# How to recover overwritten files



## Amit Anchal (Nov 28, 2007)

Dear All,

*How to recover overwritten files*.

I have over written a file on older verson file. now how to recover that older version file in windows XP Sp2.

Please help me, i am in big trouble please...............
:sigh::4-dontkno


----------



## rajthampi (Oct 30, 2004)

http://www.active-undelete.com/faq-file-overwritten.htm

This could happen only incase if you are more than lucky. Keep in mind, if you are planning to run any data recovery tools, you need to connect your Hard drive as secondary to another computer.

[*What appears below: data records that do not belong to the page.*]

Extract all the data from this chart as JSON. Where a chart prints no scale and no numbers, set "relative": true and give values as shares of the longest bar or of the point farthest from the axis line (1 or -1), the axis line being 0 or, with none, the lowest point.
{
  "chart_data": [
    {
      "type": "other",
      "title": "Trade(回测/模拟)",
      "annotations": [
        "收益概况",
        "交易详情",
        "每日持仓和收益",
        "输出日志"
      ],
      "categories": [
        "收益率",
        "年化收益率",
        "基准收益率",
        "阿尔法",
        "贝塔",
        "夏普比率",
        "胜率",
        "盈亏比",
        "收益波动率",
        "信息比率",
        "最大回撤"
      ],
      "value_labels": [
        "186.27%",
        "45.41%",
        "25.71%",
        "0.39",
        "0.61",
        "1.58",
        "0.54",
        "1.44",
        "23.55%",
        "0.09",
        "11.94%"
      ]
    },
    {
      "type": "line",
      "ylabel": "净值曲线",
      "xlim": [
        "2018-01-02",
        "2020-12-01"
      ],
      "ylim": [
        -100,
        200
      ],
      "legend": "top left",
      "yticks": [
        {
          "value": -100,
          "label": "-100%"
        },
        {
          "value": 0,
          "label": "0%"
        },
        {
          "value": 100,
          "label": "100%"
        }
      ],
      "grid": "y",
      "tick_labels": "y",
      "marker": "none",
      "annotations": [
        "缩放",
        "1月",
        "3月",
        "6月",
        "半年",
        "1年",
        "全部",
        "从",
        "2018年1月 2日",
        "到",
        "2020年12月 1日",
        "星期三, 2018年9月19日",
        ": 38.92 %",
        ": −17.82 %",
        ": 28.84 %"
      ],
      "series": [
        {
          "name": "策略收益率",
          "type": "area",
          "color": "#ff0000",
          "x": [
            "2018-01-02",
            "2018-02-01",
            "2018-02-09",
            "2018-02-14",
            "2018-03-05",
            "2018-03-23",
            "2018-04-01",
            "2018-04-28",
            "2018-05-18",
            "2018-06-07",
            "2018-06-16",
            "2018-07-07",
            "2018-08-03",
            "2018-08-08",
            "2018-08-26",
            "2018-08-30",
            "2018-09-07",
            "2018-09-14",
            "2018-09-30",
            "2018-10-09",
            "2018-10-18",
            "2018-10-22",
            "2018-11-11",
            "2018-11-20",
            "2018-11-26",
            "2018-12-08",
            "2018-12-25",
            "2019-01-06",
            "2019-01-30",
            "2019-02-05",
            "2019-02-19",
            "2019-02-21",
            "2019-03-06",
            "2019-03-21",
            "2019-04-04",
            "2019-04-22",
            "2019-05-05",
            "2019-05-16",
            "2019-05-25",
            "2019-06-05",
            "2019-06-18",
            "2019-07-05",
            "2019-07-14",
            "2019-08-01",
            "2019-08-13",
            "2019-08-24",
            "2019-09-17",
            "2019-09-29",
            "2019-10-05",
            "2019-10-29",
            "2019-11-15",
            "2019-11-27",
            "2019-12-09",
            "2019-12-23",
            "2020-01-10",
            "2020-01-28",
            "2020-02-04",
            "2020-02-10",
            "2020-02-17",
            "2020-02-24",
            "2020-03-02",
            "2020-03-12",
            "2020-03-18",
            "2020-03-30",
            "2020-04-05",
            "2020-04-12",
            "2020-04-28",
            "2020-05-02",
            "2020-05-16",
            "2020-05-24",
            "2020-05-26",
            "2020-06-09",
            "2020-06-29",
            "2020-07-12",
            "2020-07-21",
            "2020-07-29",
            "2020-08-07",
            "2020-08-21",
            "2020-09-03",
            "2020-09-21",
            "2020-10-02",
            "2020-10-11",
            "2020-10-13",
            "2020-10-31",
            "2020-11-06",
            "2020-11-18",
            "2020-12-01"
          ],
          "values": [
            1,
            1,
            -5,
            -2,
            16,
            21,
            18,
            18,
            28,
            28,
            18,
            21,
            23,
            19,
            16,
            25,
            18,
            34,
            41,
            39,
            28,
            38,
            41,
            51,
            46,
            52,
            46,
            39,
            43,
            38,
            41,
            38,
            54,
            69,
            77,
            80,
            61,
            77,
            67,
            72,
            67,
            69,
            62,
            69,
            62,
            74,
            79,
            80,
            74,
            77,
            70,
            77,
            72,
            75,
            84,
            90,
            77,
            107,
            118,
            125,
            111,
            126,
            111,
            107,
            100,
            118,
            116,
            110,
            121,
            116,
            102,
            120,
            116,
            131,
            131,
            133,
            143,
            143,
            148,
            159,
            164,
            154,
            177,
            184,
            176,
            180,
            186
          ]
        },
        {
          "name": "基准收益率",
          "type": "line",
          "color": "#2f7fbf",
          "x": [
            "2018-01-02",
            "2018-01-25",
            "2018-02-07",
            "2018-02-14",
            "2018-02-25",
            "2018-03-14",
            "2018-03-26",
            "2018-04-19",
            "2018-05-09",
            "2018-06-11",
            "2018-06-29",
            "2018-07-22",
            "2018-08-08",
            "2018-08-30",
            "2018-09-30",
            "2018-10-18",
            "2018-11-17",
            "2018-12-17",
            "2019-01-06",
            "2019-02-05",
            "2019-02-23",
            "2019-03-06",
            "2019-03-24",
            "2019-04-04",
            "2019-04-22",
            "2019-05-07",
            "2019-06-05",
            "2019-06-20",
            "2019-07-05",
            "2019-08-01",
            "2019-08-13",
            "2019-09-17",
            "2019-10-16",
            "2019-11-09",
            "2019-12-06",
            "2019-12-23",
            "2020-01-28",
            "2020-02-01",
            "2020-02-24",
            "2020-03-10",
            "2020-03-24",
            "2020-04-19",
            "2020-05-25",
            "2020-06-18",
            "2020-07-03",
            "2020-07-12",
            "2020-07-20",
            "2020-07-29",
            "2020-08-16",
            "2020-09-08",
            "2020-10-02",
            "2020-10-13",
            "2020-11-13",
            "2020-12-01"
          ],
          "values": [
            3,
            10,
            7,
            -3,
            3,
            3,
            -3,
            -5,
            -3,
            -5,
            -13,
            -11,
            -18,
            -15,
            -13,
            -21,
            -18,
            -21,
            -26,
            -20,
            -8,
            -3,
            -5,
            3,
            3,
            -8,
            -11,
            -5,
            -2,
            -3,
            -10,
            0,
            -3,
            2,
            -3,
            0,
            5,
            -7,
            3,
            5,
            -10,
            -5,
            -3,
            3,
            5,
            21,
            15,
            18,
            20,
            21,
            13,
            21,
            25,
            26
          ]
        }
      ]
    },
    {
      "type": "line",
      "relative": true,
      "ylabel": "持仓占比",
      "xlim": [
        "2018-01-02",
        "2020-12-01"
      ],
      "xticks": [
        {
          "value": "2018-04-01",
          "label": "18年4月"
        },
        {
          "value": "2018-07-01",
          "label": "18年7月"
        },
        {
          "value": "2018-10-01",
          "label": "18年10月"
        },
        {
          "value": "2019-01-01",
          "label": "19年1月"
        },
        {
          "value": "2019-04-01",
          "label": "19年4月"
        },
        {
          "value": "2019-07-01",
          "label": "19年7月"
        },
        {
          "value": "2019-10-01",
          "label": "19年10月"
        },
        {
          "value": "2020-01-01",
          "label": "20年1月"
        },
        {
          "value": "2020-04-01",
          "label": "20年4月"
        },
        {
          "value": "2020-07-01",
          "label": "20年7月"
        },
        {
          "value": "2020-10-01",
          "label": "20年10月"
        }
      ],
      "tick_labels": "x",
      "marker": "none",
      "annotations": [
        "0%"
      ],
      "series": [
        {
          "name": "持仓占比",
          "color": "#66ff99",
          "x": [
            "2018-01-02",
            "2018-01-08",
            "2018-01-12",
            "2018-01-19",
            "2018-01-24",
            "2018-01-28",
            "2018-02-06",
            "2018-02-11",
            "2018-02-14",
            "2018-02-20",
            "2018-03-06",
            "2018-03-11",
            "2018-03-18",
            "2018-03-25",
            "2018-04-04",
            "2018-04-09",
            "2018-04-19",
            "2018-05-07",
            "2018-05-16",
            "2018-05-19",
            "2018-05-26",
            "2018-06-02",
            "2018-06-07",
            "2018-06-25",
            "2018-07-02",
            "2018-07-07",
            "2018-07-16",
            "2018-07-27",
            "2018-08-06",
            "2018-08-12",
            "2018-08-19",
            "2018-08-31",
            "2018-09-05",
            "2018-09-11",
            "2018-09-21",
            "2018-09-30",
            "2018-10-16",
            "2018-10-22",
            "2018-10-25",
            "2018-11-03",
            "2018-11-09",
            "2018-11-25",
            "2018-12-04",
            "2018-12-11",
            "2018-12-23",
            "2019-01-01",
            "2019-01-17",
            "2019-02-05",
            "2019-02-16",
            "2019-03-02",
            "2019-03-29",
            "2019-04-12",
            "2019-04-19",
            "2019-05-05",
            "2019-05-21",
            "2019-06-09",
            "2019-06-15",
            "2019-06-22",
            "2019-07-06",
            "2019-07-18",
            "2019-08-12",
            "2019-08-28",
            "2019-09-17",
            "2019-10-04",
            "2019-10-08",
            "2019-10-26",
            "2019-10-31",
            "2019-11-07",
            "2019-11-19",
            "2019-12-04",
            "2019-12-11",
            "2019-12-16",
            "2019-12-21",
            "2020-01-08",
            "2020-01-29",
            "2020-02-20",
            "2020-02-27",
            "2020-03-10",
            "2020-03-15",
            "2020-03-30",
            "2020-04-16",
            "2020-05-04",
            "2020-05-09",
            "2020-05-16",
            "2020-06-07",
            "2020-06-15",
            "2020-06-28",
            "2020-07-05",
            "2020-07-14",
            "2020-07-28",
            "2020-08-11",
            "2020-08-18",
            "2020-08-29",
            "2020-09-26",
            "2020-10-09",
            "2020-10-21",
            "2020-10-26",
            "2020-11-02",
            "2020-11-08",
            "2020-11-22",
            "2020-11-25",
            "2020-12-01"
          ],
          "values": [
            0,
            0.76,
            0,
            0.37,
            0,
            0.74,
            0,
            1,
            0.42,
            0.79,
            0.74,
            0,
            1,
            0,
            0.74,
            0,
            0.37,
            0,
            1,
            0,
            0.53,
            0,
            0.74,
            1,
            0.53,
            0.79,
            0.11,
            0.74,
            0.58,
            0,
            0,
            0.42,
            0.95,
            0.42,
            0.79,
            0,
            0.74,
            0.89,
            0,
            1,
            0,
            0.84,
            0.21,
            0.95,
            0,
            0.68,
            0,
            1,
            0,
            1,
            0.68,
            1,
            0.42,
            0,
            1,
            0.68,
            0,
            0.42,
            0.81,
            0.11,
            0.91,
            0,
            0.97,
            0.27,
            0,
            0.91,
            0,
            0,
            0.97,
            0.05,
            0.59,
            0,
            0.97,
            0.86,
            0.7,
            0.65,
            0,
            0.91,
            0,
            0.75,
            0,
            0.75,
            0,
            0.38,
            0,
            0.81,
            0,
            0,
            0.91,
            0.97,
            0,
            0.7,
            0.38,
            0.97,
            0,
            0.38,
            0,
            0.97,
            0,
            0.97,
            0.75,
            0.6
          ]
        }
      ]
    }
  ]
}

Hope this helps


----------



## Amit Anchal (Nov 28, 2007)

Thanx Dear but i have allready try this software.
it doesn't solve my problem.

Please give me any another soluction


----------



## zalmanpeak (Jan 10, 2008)

There is a recover software by "Stellar Pheonix"company, get on the web and test it out. I used it. It works but S L O W. it gets everything. They have it for different OSes and file formats.
Good Luck
zalmanpeak


----------



## seahawk83 (Dec 22, 2007)

what file was over written? is this causing any issues


----------



## Amit Anchal (Nov 28, 2007)

It was lotus notes Archive data (nsf file)


----------



## smotala1 (Nov 13, 2009)

*Recovering a deleted folder*

Hi TechSupport, I am in much distress because i've deleted a folder with important work and school related info, it happened about 2-3 weeks ago. Is it possible to recover this? IF yes PLEASE email me at [email protected] or post here or whatever. I've tried some different programs and they are not pulling up my files or the whole folder and the programs are confusing. CAN SOMEONE PLEASE HELP ME THANk you.


----------